Bulut Bensu, Öz Medine Akkan, Genç Murat, Gür Ayşenur, Yortanlı Mehmet, Yortanlı Betül Çiğdem, Sariyildiz Oguz, Yazıcı Ramiz, Mutlu Hüseyin, Kotanoglu Mustafa Sirri, Cinar Eray, Uykan Zekeriya
Department of Emergency Medicine, Ankara Gulhane Training and Research Hospital, Health Science University, Ankara, Turkey.
Department of Emergency Medicine, Ankara Training and Research Hospital, Ankara, Turkey.
PLoS One. 2025 Sep 12;20(9):e0331962. doi: 10.1371/journal.pone.0331962. eCollection 2025.
This study evaluates the diagnostic performance of three multimodal large language models (LLMs)-ChatGPT-4o, Gemini 2.0, and Claude 3.5-in identifying pneumothorax from chest radiographs.
In this retrospective analysis, 172 pneumothorax cases (148 patients aged >12 years, 24 patients aged ≤12 years) with both chest radiographs and confirmatory thoracic CT were included from a tertiary emergency department. Patients were categorized by age and pneumothorax size (small/large). Each radiograph was presented to all three LLMs accompanied by basic symptoms (dyspnea or chest pain), with each model analyzing each image three times. Diagnostic accuracy was evaluated using overall accuracy (all three responses correct), strict accuracy (≥2 responses correct), and ideal accuracy (≥1 response correct), alongside response consistency assessment using Fleiss' Kappa.

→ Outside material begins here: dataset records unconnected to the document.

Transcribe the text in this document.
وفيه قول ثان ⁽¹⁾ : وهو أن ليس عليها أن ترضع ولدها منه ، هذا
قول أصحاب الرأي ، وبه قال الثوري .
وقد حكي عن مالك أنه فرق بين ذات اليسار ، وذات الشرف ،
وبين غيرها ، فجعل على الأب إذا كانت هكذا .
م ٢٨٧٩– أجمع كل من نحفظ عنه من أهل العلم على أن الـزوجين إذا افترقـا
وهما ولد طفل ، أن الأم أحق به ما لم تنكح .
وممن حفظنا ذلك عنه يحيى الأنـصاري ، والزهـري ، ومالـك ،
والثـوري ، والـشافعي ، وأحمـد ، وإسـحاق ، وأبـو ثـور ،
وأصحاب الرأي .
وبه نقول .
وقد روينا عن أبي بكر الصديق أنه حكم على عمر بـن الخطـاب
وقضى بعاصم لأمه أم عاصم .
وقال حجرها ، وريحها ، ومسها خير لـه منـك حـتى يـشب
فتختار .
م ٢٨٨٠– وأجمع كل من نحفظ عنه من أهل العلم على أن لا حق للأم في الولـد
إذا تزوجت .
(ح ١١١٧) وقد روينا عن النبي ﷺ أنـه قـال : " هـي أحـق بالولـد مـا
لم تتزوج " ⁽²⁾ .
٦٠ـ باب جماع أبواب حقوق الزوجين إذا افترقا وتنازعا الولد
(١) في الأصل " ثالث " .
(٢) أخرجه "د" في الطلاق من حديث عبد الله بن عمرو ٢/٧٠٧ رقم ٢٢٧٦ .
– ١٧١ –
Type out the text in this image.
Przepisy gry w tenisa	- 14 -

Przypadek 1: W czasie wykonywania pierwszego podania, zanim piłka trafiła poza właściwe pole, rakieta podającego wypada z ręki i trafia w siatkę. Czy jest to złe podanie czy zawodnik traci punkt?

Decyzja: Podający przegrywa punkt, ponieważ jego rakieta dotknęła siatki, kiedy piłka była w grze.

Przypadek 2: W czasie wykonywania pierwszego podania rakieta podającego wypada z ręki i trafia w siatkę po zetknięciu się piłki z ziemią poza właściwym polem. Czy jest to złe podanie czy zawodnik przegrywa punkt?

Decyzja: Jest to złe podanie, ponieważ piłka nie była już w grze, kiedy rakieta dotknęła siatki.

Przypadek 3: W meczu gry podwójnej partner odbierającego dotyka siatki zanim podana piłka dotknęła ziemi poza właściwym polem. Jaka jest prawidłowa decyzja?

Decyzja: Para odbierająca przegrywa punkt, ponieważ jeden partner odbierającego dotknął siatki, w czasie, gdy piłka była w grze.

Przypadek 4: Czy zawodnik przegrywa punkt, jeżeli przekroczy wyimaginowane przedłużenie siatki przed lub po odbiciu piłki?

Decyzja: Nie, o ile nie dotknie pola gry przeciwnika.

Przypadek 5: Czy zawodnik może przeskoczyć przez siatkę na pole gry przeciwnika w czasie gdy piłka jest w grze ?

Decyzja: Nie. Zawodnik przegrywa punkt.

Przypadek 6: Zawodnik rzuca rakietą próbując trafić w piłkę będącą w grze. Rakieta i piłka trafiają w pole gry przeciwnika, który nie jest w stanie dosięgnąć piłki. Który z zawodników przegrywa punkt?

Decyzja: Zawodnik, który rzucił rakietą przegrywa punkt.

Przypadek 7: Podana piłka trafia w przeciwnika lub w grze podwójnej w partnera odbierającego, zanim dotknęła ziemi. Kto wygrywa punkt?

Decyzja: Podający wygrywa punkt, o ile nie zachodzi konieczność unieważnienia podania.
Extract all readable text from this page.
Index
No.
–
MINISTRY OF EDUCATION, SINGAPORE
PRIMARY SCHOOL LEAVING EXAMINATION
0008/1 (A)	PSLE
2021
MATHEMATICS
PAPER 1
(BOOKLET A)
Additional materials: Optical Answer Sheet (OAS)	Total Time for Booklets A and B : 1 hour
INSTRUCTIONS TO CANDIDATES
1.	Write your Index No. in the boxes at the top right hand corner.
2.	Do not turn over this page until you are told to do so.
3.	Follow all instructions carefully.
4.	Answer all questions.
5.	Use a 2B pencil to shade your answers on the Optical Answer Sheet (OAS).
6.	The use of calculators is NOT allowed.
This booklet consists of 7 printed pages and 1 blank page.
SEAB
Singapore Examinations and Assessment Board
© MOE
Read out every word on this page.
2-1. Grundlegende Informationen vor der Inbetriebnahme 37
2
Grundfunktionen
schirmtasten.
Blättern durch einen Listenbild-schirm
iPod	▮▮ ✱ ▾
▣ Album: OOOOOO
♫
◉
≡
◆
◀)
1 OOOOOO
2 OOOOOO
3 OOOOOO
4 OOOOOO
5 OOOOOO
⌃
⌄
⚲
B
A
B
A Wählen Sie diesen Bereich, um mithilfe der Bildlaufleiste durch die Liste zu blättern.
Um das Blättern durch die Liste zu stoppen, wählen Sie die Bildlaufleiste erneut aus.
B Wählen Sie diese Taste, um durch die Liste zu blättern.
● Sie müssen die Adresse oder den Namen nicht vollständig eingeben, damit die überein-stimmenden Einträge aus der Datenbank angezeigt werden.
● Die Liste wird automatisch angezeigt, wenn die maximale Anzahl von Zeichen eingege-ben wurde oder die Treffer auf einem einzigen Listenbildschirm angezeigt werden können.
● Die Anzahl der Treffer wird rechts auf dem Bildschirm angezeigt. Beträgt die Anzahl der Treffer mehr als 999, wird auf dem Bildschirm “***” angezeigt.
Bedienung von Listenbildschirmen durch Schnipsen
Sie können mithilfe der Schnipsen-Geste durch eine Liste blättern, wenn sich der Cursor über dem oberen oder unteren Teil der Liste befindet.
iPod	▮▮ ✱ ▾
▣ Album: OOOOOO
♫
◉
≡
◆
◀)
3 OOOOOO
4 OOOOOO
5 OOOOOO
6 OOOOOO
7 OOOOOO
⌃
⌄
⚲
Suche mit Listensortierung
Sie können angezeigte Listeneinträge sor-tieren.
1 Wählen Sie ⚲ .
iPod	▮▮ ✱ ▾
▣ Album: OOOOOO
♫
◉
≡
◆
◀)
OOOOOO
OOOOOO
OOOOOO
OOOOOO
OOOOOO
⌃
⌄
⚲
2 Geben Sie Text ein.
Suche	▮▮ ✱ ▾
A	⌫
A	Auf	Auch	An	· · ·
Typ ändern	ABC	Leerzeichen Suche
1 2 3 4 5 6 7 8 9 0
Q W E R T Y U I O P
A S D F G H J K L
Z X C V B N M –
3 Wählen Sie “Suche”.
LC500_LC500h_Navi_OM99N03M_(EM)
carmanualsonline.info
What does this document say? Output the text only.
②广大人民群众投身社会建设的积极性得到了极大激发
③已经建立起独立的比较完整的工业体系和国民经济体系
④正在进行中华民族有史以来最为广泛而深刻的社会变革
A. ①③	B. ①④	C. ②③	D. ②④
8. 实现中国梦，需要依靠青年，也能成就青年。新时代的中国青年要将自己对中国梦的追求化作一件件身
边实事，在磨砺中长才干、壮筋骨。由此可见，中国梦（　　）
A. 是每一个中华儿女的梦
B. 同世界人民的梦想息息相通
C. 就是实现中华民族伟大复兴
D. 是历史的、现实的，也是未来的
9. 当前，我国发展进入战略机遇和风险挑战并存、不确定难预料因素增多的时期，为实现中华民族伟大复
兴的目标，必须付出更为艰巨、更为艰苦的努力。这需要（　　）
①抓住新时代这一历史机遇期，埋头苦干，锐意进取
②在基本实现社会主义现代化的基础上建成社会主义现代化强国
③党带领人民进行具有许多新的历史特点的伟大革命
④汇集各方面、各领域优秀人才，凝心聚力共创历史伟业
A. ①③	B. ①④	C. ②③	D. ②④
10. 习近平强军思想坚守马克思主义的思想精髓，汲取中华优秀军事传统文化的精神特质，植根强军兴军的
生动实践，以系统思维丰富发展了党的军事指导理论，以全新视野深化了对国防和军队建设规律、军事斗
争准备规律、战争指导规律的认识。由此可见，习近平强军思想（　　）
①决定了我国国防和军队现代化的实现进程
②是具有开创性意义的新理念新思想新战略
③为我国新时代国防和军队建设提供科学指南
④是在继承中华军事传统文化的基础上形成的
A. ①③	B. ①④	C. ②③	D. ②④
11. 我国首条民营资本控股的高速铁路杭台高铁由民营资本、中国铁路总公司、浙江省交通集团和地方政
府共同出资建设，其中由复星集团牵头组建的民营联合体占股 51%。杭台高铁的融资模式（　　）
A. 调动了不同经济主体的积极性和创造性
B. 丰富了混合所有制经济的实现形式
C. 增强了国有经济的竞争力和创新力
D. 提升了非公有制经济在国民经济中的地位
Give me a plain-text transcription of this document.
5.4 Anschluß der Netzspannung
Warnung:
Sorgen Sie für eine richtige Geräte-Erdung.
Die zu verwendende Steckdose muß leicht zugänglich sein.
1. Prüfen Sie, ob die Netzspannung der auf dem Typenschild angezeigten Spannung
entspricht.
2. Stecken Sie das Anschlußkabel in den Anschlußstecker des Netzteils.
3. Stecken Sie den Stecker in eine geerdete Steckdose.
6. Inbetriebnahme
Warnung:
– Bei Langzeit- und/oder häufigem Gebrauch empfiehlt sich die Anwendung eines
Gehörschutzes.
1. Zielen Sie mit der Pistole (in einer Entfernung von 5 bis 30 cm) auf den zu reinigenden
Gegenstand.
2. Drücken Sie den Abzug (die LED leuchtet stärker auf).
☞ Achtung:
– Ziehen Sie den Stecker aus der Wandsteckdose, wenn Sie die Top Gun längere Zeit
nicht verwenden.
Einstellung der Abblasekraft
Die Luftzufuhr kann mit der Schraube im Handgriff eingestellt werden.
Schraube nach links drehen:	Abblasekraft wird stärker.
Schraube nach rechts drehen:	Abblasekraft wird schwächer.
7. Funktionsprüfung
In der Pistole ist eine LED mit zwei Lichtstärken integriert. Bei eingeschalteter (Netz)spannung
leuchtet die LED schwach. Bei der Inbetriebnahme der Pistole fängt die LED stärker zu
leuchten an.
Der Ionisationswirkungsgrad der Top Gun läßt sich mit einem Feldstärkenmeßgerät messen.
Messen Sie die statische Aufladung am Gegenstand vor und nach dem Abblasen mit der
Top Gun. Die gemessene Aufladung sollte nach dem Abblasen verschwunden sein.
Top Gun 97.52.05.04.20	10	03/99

In patients older than 12 years, ChatGPT-4o demonstrated the highest overall accuracy (69.6%), followed by Claude 3.5 (64.9%) and Gemini 2.0 (57.4%). Performance was significantly poorer in pediatric patients across all models (20.8%, 12.5%, and 20.8%, respectively). For large pneumothorax in adults, ChatGPT-4o showed significantly higher accuracy compared to small pneumothorax (81.6% vs. 42.2%; p < 0.001). Regarding consistency, Gemini 2.0 demonstrated excellent reliability for large pneumothorax (Kappa = 1.00), while Claude 3.5 showed moderate consistency across both pneumothorax sizes.
This study, the first to evaluate these three current multimodal LLMs in pneumothorax identification across different age groups, demonstrates promising results for potential clinical applications, particularly for adult patients with large pneumothorax. However, performance limitations in pediatric cases and with small pneumothoraces highlight the need for further validation before clinical implementation.
本研究评估了三种多模态大语言模型(LLMs)——ChatGPT-4o、Gemini 2.0和Claude 3.5——从胸部X光片中识别气胸的诊断性能。
在这项回顾性分析中,从一家三级急诊科纳入了172例同时有胸部X光片和确诊性胸部CT的气胸病例(148例年龄>12岁的患者,24例年龄≤12岁的患者)。患者按年龄和气胸大小(小/大)进行分类。将每张X光片以及基本症状(呼吸困难或胸痛)呈现给所有三种大语言模型,每个模型对每张图像分析三次。使用总体准确率(所有三个回答均正确)、严格准确率(≥2个回答正确)和理想准确率(≥1个回答正确)评估诊断准确性,并使用Fleiss' Kappa进行回答一致性评估。
在12岁以上的患者中,ChatGPT-4o表现出最高的总体准确率(69.6%),其次是Claude 3.5(64.9%)和Gemini 2.0(57.4%)。所有模型在儿科患者中的表现明显较差(分别为20.8%、12.5%和20.8%)。对于成人的大气胸,ChatGPT-4o的准确率明显高于小气胸(81.6%对42.2%;p<0.001)。关于一致性,Gemini 2.0对大气胸表现出极佳的可靠性(Kappa=1.00),而Claude 3.5在两种气胸大小中均表现出中等一致性。
本研究首次评估了这三种当前的多模态大语言模型在不同年龄组气胸识别中的性能,显示出在潜在临床应用方面有前景的结果,特别是对于患有大气胸的成年患者。然而,儿科病例和小气胸的性能局限性凸显了在临床应用前需要进一步验证。